Still, the president’s dark rhetoric has clearly put some Democratic candidates on the defensive, especially in conservative states where Mr. Trump won by wide margins in 2016....


But details aside, Mr. Trump is betting that a relentless focus on the threat he envisions from immigrants crossing the Mexican border, combined with his repeated assertion that Democrats are to blame for letting them into the country, will energize conservative supporters. And he is hoping that the dark imagery will not alienate suburban voters -- especially women --who have already been abandoning Republicans in droves.
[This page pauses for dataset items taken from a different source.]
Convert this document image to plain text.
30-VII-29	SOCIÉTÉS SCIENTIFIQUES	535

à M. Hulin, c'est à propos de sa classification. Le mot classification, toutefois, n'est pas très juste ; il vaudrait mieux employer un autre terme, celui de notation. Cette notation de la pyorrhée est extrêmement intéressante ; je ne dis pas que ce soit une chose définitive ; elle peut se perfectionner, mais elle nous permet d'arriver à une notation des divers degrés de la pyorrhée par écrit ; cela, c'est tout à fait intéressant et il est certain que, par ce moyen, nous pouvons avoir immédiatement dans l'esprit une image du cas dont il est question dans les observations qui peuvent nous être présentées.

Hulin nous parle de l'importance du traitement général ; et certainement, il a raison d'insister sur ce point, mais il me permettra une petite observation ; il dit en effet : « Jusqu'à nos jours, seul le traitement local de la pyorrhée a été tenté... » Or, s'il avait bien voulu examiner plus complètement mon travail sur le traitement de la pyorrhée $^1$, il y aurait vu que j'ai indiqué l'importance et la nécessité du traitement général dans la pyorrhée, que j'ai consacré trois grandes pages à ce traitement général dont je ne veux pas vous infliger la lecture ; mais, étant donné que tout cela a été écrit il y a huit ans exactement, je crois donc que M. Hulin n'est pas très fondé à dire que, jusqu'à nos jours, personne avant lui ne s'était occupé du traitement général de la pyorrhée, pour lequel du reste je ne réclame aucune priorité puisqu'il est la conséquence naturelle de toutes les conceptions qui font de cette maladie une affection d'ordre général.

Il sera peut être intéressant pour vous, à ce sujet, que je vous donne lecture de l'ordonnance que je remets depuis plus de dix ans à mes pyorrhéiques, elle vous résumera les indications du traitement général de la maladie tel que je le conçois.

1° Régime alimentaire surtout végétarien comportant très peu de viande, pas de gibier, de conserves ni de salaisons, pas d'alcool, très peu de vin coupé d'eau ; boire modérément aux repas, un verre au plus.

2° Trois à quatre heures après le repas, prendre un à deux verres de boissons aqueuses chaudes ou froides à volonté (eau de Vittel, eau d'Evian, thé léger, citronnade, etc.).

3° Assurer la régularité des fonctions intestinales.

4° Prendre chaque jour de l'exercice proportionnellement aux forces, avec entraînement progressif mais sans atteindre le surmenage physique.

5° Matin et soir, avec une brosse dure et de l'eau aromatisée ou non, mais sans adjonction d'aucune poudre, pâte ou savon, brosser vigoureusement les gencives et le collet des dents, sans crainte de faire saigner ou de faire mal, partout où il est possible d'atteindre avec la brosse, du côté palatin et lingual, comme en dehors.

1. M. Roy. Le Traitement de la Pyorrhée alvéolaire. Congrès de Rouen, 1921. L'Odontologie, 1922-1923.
It is a risky bet. Last year, the Republican candidate for governor in Virginia lost after running dark ads warning of the dangers of marauding MS-13 gangs in the state. And the president’s determined effort to shift the conversation away from issues like low unemployment, tax cuts, conservative Supreme Court justices and reduced regulation has worried many Republicans.

Another front-page story in Friday’s Times confidently declared G.O.P.’s Image Losing Appeal In the Suburbs – Divisive Language by Trump Repels Voters.” Reporters Jonathan Martin and Alexander Burns claimed:

The president amplified his fear-peddling Wednesday night with an online video that is being widely condemned as racist, showing a Mexican man convicted of killing two California deputies with a voice-over saying “Democrats let him into the country.”

Also on Friday, Patricia Mazzei and Stephanie Saul tried to paint Florida gubernatorial candidate Ron DeSantis as racist in “Trump Favorite in Florida Struggles to Rise After Racial Stumbles.”

Thrust into a marquee race in a purple state, however, Mr. DeSantis floundered.

In a Fox interview the day after the Aug. 28 primary, he said electing Mr. Gillum, 39, could “monkey this up,” which Democrats denounced as a racist dog whistle. (Mr. DeSantis denied that.) News reports exposed how far-right extremists were among the organizers and attendees of some of the conferences he frequented. A white supremacist group targeted Mr. Gillum with offensive robocalls. A campaign contributor apologized for referring to former President Barack Obama with a racist slur, but Mr. DeSantis declined to return his donation.

Mr. DeSantis managed to regroup from that rough start. But the controversies have cast a shadow over his campaign.

Thanks to outlets like the Times. They weren’t done making links to conservative figures they found distasteful:

During the candidates’ last debate, Mr. DeSantis angrily rejected a question about his ties to a conservative author, David Horowitz, who has made incendiary statements.